Best book review of 2004
The best book review that I read this year was published in the London Review of Books. In Mao meets Oakeshott, John Lanchester reviewed Mind the Gap: The New Class Divide in Britain by Ferdinand Mount.
Here's the blurb:
In this provocative and ruthlessly frank book, Ferdinand Mount argues that there is a new class divide in Britain which is just as vicious and hard to get rid of as the old one. Through acute observation - drawing on every aspect of life from soap operas, speech patterns and gardening to education and the distribution of wealth - he demolishes the illusion that we live in a classless society and shows how the worst-off in Britain today are more culturally deprived than their parents or grandparents.
I have to admit straight away that I haven't read Mind the Gap, but I found Lanchester's review so interesting that I've read it more than once.
There are just so many observations in it that ring true to me, beginning with these two sentences from the first paragraph:
Britain produces an extraordinary amount of commentary, in print, on television and on radio; so much that the production of opinion can seem to be our dominant industry, the thing we are best at and most take to.
The problem with our public culture is not that it is low-grade: it is that it is fluent, clear, coherent, often vividly expressed, and more or less entirely free of fresh intellectual content. You can go whole weeks reading the broadsheet press without encountering a new idea; you can listen to hundreds of hours of broadcast debate and encounter nothing but received wisdoms.
And then there's The crisis is related to the fact that our culture now values only two things, money and celebrity, and the poor by definition don't have either.

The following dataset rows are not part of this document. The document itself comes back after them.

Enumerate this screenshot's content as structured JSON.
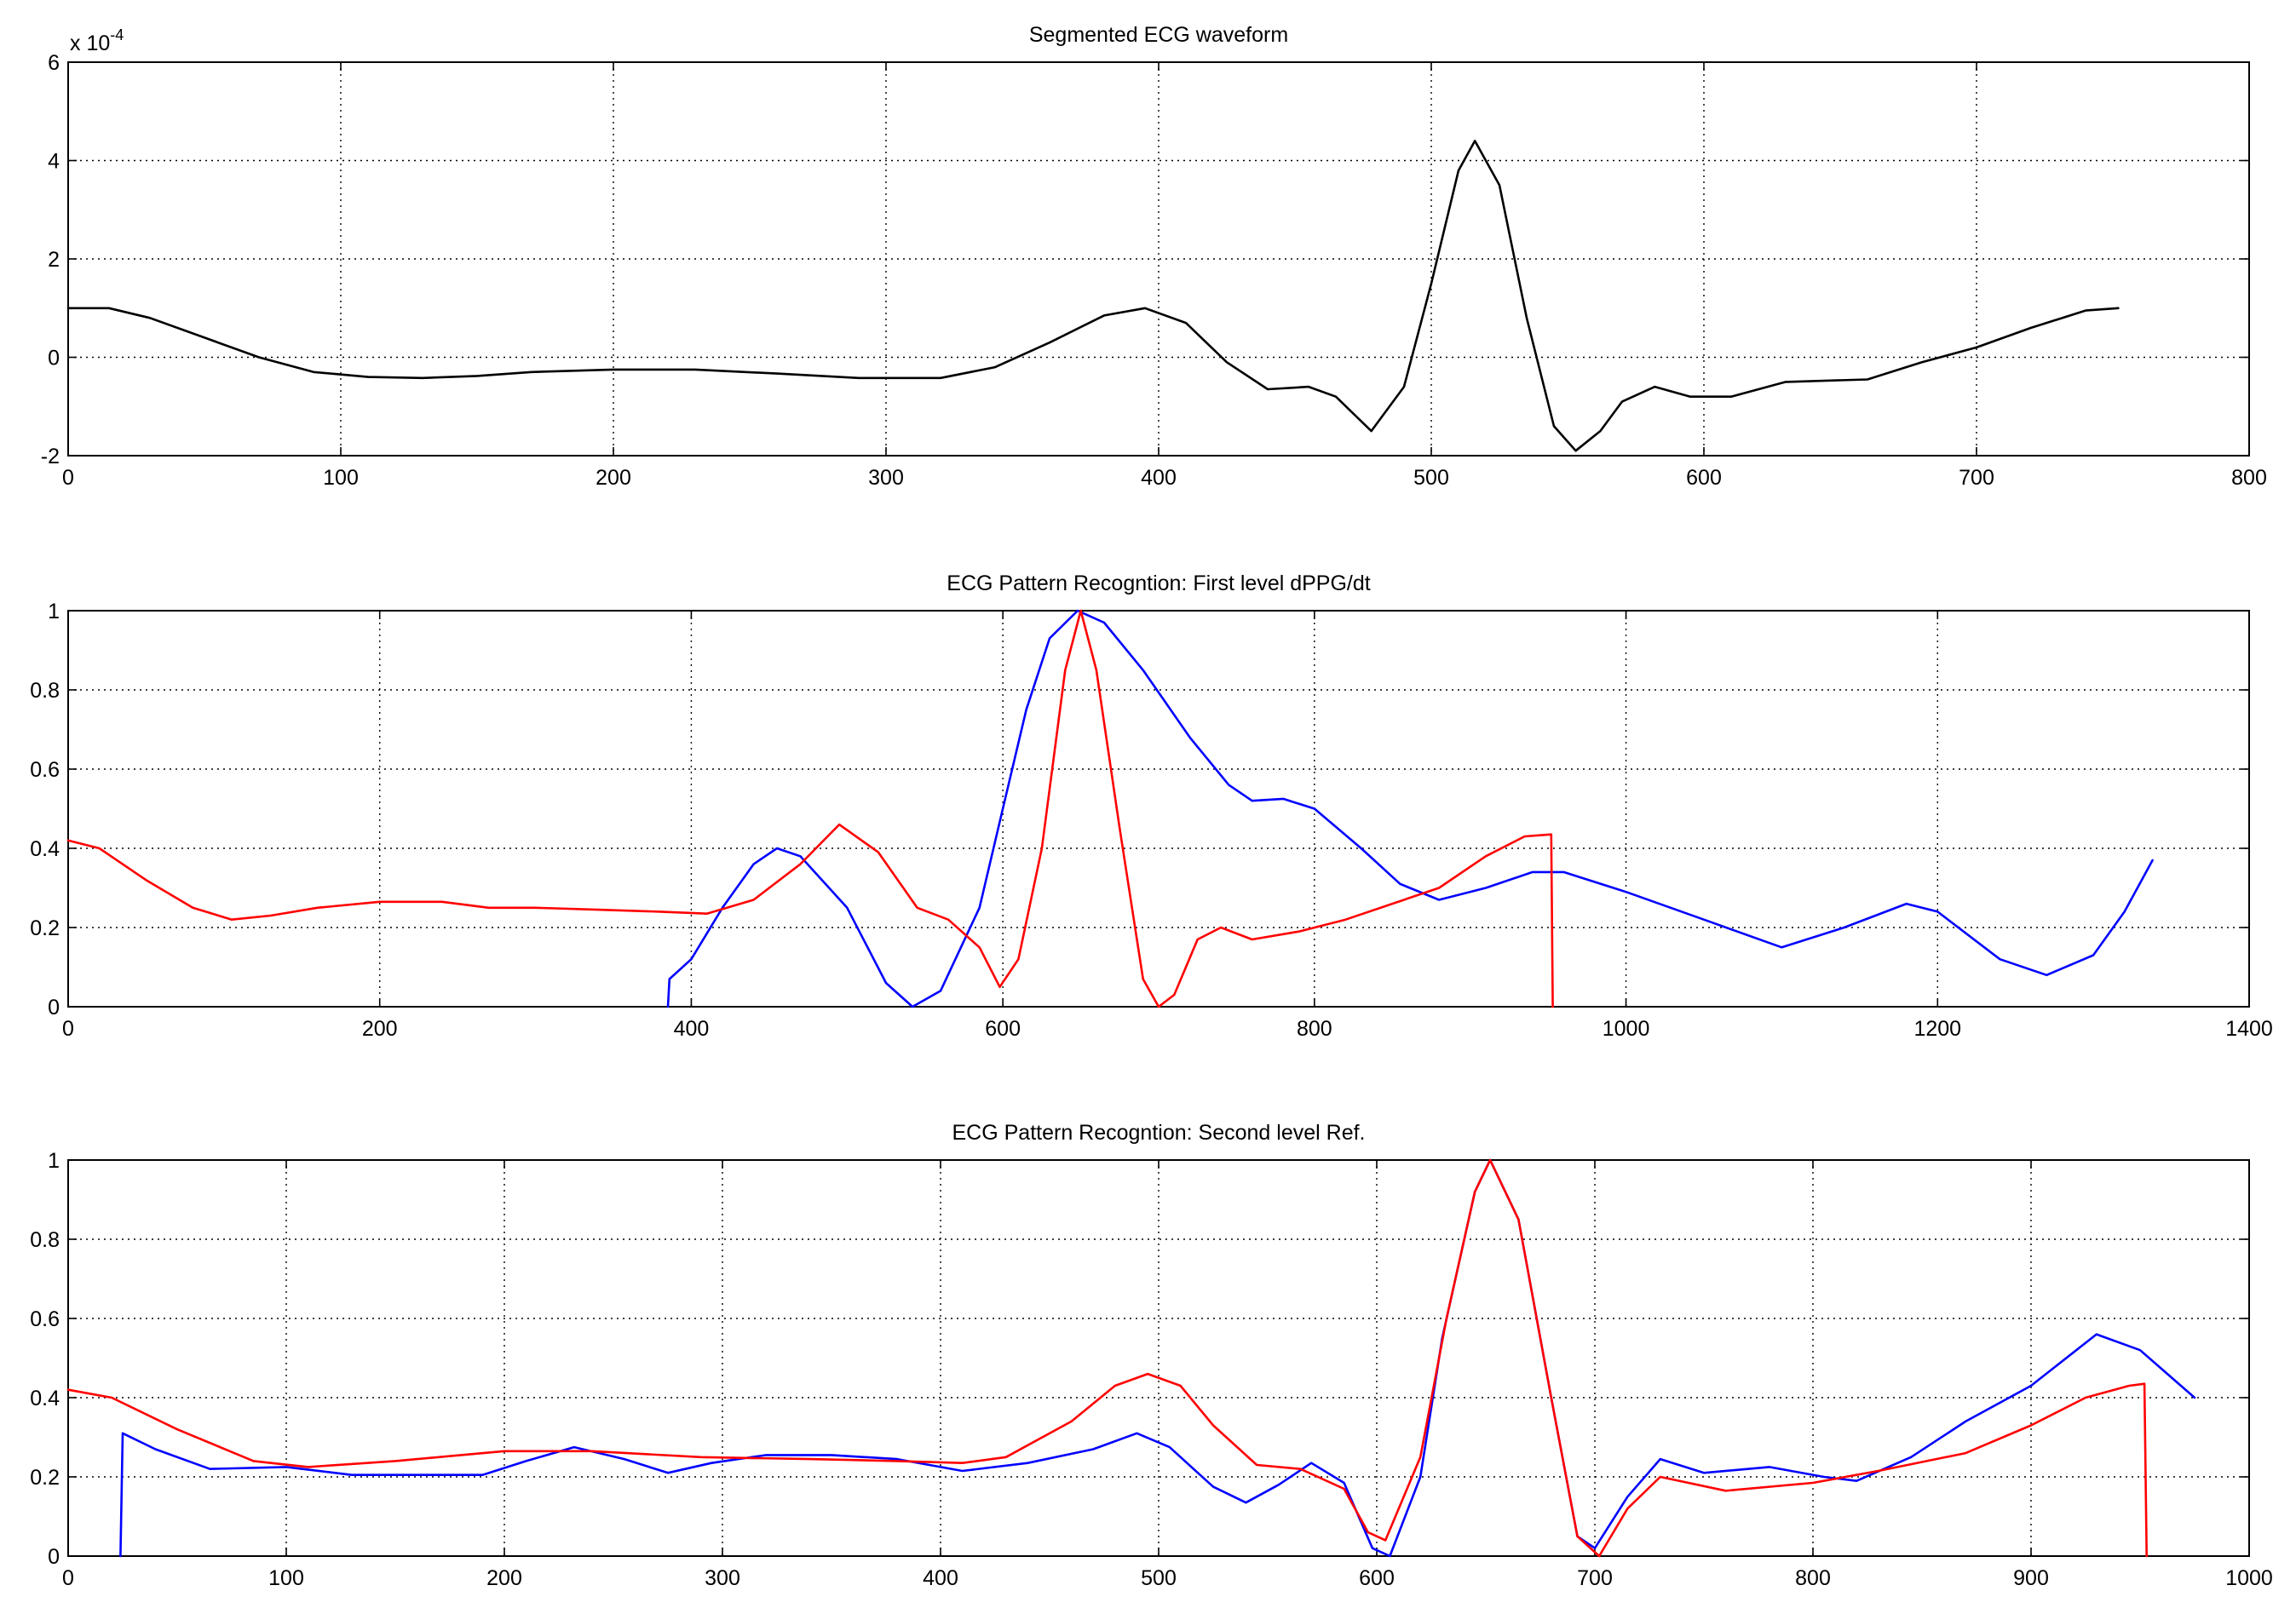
{
  "chart_data": [
    {
      "type": "line",
      "title": "Segmented ECG waveform",
      "xlabel": "",
      "ylabel": "",
      "xlim": [
        0,
        800
      ],
      "ylim": [
        -2,
        6
      ],
      "xticks": [
        0,
        100,
        200,
        300,
        400,
        500,
        600,
        700,
        800
      ],
      "yticks": [
        -2,
        0,
        2,
        4,
        6
      ],
      "y_exponent_label": {
        "base": "x 10",
        "exponent": "-4"
      },
      "grid": true,
      "series": [
        {
          "color": "#000000",
          "points": [
            [
              0,
              1.0
            ],
            [
              15,
              1.0
            ],
            [
              30,
              0.8
            ],
            [
              50,
              0.4
            ],
            [
              70,
              0.0
            ],
            [
              90,
              -0.3
            ],
            [
              110,
              -0.4
            ],
            [
              130,
              -0.42
            ],
            [
              150,
              -0.38
            ],
            [
              170,
              -0.3
            ],
            [
              200,
              -0.25
            ],
            [
              230,
              -0.25
            ],
            [
              260,
              -0.33
            ],
            [
              290,
              -0.42
            ],
            [
              320,
              -0.42
            ],
            [
              340,
              -0.2
            ],
            [
              360,
              0.3
            ],
            [
              380,
              0.85
            ],
            [
              395,
              1.0
            ],
            [
              410,
              0.7
            ],
            [
              425,
              -0.1
            ],
            [
              440,
              -0.65
            ],
            [
              455,
              -0.6
            ],
            [
              465,
              -0.8
            ],
            [
              478,
              -1.5
            ],
            [
              490,
              -0.6
            ],
            [
              500,
              1.5
            ],
            [
              510,
              3.8
            ],
            [
              516,
              4.4
            ],
            [
              525,
              3.5
            ],
            [
              535,
              0.8
            ],
            [
              545,
              -1.4
            ],
            [
              553,
              -1.9
            ],
            [
              562,
              -1.5
            ],
            [
              570,
              -0.9
            ],
            [
              582,
              -0.6
            ],
            [
              595,
              -0.8
            ],
            [
              610,
              -0.8
            ],
            [
              630,
              -0.5
            ],
            [
              660,
              -0.45
            ],
            [
              680,
              -0.1
            ],
            [
              700,
              0.2
            ],
            [
              720,
              0.6
            ],
            [
              740,
              0.95
            ],
            [
              752,
              1.0
            ]
          ]
        }
      ]
    },
    {
      "type": "line",
      "title": "ECG Pattern Recogntion: First level dPPG/dt",
      "xlabel": "",
      "ylabel": "",
      "xlim": [
        0,
        1400
      ],
      "ylim": [
        0,
        1
      ],
      "xticks": [
        0,
        200,
        400,
        600,
        800,
        1000,
        1200,
        1400
      ],
      "yticks": [
        0,
        0.2,
        0.4,
        0.6,
        0.8,
        1
      ],
      "yticklabels": [
        "0",
        "0.2",
        "0.4",
        "0.6",
        "0.8",
        "1"
      ],
      "grid": true,
      "series": [
        {
          "color": "#0000ff",
          "points": [
            [
              385,
              0
            ],
            [
              386,
              0.07
            ],
            [
              400,
              0.12
            ],
            [
              420,
              0.25
            ],
            [
              440,
              0.36
            ],
            [
              455,
              0.4
            ],
            [
              470,
              0.38
            ],
            [
              500,
              0.25
            ],
            [
              525,
              0.06
            ],
            [
              542,
              0.0
            ],
            [
              560,
              0.04
            ],
            [
              585,
              0.25
            ],
            [
              600,
              0.5
            ],
            [
              615,
              0.75
            ],
            [
              630,
              0.93
            ],
            [
              648,
              1.0
            ],
            [
              665,
              0.97
            ],
            [
              690,
              0.85
            ],
            [
              720,
              0.68
            ],
            [
              745,
              0.56
            ],
            [
              760,
              0.52
            ],
            [
              780,
              0.525
            ],
            [
              800,
              0.5
            ],
            [
              830,
              0.4
            ],
            [
              855,
              0.31
            ],
            [
              880,
              0.27
            ],
            [
              910,
              0.3
            ],
            [
              940,
              0.34
            ],
            [
              960,
              0.34
            ],
            [
              1000,
              0.29
            ],
            [
              1050,
              0.22
            ],
            [
              1100,
              0.15
            ],
            [
              1140,
              0.2
            ],
            [
              1180,
              0.26
            ],
            [
              1200,
              0.24
            ],
            [
              1240,
              0.12
            ],
            [
              1270,
              0.08
            ],
            [
              1300,
              0.13
            ],
            [
              1320,
              0.24
            ],
            [
              1338,
              0.37
            ]
          ]
        },
        {
          "color": "#ff0000",
          "points": [
            [
              0,
              0.42
            ],
            [
              20,
              0.4
            ],
            [
              50,
              0.32
            ],
            [
              80,
              0.25
            ],
            [
              105,
              0.22
            ],
            [
              130,
              0.23
            ],
            [
              160,
              0.25
            ],
            [
              200,
              0.265
            ],
            [
              240,
              0.265
            ],
            [
              270,
              0.25
            ],
            [
              300,
              0.25
            ],
            [
              340,
              0.245
            ],
            [
              380,
              0.24
            ],
            [
              410,
              0.235
            ],
            [
              440,
              0.27
            ],
            [
              470,
              0.36
            ],
            [
              495,
              0.46
            ],
            [
              520,
              0.39
            ],
            [
              545,
              0.25
            ],
            [
              565,
              0.22
            ],
            [
              585,
              0.15
            ],
            [
              598,
              0.05
            ],
            [
              610,
              0.12
            ],
            [
              625,
              0.4
            ],
            [
              640,
              0.85
            ],
            [
              650,
              1.0
            ],
            [
              660,
              0.85
            ],
            [
              675,
              0.45
            ],
            [
              690,
              0.07
            ],
            [
              700,
              0.0
            ],
            [
              710,
              0.03
            ],
            [
              725,
              0.17
            ],
            [
              740,
              0.2
            ],
            [
              760,
              0.17
            ],
            [
              790,
              0.19
            ],
            [
              820,
              0.22
            ],
            [
              850,
              0.26
            ],
            [
              880,
              0.3
            ],
            [
              910,
              0.38
            ],
            [
              935,
              0.43
            ],
            [
              952,
              0.435
            ],
            [
              953,
              0.0
            ]
          ]
        }
      ]
    },
    {
      "type": "line",
      "title": "ECG Pattern Recogntion: Second level Ref.",
      "xlabel": "",
      "ylabel": "",
      "xlim": [
        0,
        1000
      ],
      "ylim": [
        0,
        1
      ],
      "xticks": [
        0,
        100,
        200,
        300,
        400,
        500,
        600,
        700,
        800,
        900,
        1000
      ],
      "yticks": [
        0,
        0.2,
        0.4,
        0.6,
        0.8,
        1
      ],
      "yticklabels": [
        "0",
        "0.2",
        "0.4",
        "0.6",
        "0.8",
        "1"
      ],
      "grid": true,
      "series": [
        {
          "color": "#0000ff",
          "points": [
            [
              24,
              0
            ],
            [
              25,
              0.31
            ],
            [
              40,
              0.27
            ],
            [
              65,
              0.22
            ],
            [
              100,
              0.225
            ],
            [
              130,
              0.205
            ],
            [
              160,
              0.205
            ],
            [
              190,
              0.205
            ],
            [
              210,
              0.24
            ],
            [
              232,
              0.275
            ],
            [
              255,
              0.245
            ],
            [
              275,
              0.21
            ],
            [
              295,
              0.235
            ],
            [
              320,
              0.255
            ],
            [
              350,
              0.255
            ],
            [
              380,
              0.245
            ],
            [
              410,
              0.215
            ],
            [
              440,
              0.235
            ],
            [
              470,
              0.27
            ],
            [
              490,
              0.31
            ],
            [
              505,
              0.275
            ],
            [
              525,
              0.175
            ],
            [
              540,
              0.135
            ],
            [
              555,
              0.18
            ],
            [
              570,
              0.235
            ],
            [
              585,
              0.185
            ],
            [
              598,
              0.02
            ],
            [
              606,
              0.0
            ],
            [
              620,
              0.2
            ],
            [
              630,
              0.55
            ],
            [
              645,
              0.92
            ],
            [
              652,
              1.0
            ],
            [
              665,
              0.85
            ],
            [
              680,
              0.4
            ],
            [
              692,
              0.05
            ],
            [
              700,
              0.02
            ],
            [
              715,
              0.15
            ],
            [
              730,
              0.245
            ],
            [
              750,
              0.21
            ],
            [
              780,
              0.225
            ],
            [
              805,
              0.2
            ],
            [
              820,
              0.19
            ],
            [
              845,
              0.25
            ],
            [
              870,
              0.34
            ],
            [
              900,
              0.43
            ],
            [
              930,
              0.56
            ],
            [
              950,
              0.52
            ],
            [
              975,
              0.4
            ]
          ]
        },
        {
          "color": "#ff0000",
          "points": [
            [
              0,
              0.42
            ],
            [
              20,
              0.4
            ],
            [
              50,
              0.32
            ],
            [
              85,
              0.24
            ],
            [
              110,
              0.225
            ],
            [
              150,
              0.24
            ],
            [
              200,
              0.265
            ],
            [
              240,
              0.265
            ],
            [
              290,
              0.25
            ],
            [
              340,
              0.245
            ],
            [
              380,
              0.24
            ],
            [
              410,
              0.235
            ],
            [
              430,
              0.25
            ],
            [
              460,
              0.34
            ],
            [
              480,
              0.43
            ],
            [
              495,
              0.46
            ],
            [
              510,
              0.43
            ],
            [
              525,
              0.33
            ],
            [
              545,
              0.23
            ],
            [
              565,
              0.22
            ],
            [
              585,
              0.17
            ],
            [
              596,
              0.06
            ],
            [
              604,
              0.04
            ],
            [
              620,
              0.25
            ],
            [
              632,
              0.6
            ],
            [
              645,
              0.92
            ],
            [
              652,
              1.0
            ],
            [
              665,
              0.85
            ],
            [
              680,
              0.4
            ],
            [
              692,
              0.05
            ],
            [
              702,
              0.0
            ],
            [
              715,
              0.12
            ],
            [
              730,
              0.2
            ],
            [
              760,
              0.165
            ],
            [
              800,
              0.185
            ],
            [
              830,
              0.215
            ],
            [
              870,
              0.26
            ],
            [
              900,
              0.33
            ],
            [
              925,
              0.4
            ],
            [
              945,
              0.43
            ],
            [
              952,
              0.435
            ],
            [
              953,
              0.0
            ]
          ]
        }
      ]
    }
  ]
}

It's a great review of what sounds like a really interesting, if depressing, book. When I re-read it recently, however, one section in particular stood out:
Our Downers - to use Mount's preferred term for the losers in the British class system - are, by world standards, culturally impoverished. It is difficult to be precise and non-subjective about this, but there seems to be a genre of working-class life in England which has no equivalent in the rest of the developed world. The deprivation in question is not material: we're not talking about child labour, or anything which by global standards - the standards of the four billion people who live on less than $4 a day - is considered absolute poverty. It is difficult to quantify this deprivation, though Mount does have one or two good examples, such as the fact that 42 per cent of all burglaries happen to 1 per cent of all homes, principally those belonging to the poor and/or single parents: so the less you have, the more likely you are to have it stolen.
That last statement is in direct contrast to the reporting of recent events here in London. As this month's Economist London Briefing pointed out:
The murder of a respected City financier in late November shocked Londoners. John Monckton, a 49-year-old fund manager, was stabbed to death by two burglars who forced their way into his £3m home in Chelsea, a smart neighbourhood. His wife, Homeyra, was severely injured. Police arrested two men in connection with the killing on December 14th. A third suspect was arrested and bailed last month.
This was the latest in a string of violent assaults on householders in London's richer parts. In October, Robert Symons, a 45-year-old-teacher, died in similar circumstances in his home in Chiswick. And in September, a retired paediatrician and his wife were stabbed to death in a gated estate in Highgate Hill. Violent crime is worsening across the capital, particularly knife-crime in some boroughs, according to crime statistics.
So what's the lesson in all this? The less you have, the more likely you are to have it stolen; but the more you had, the more likely it'll appear in the press.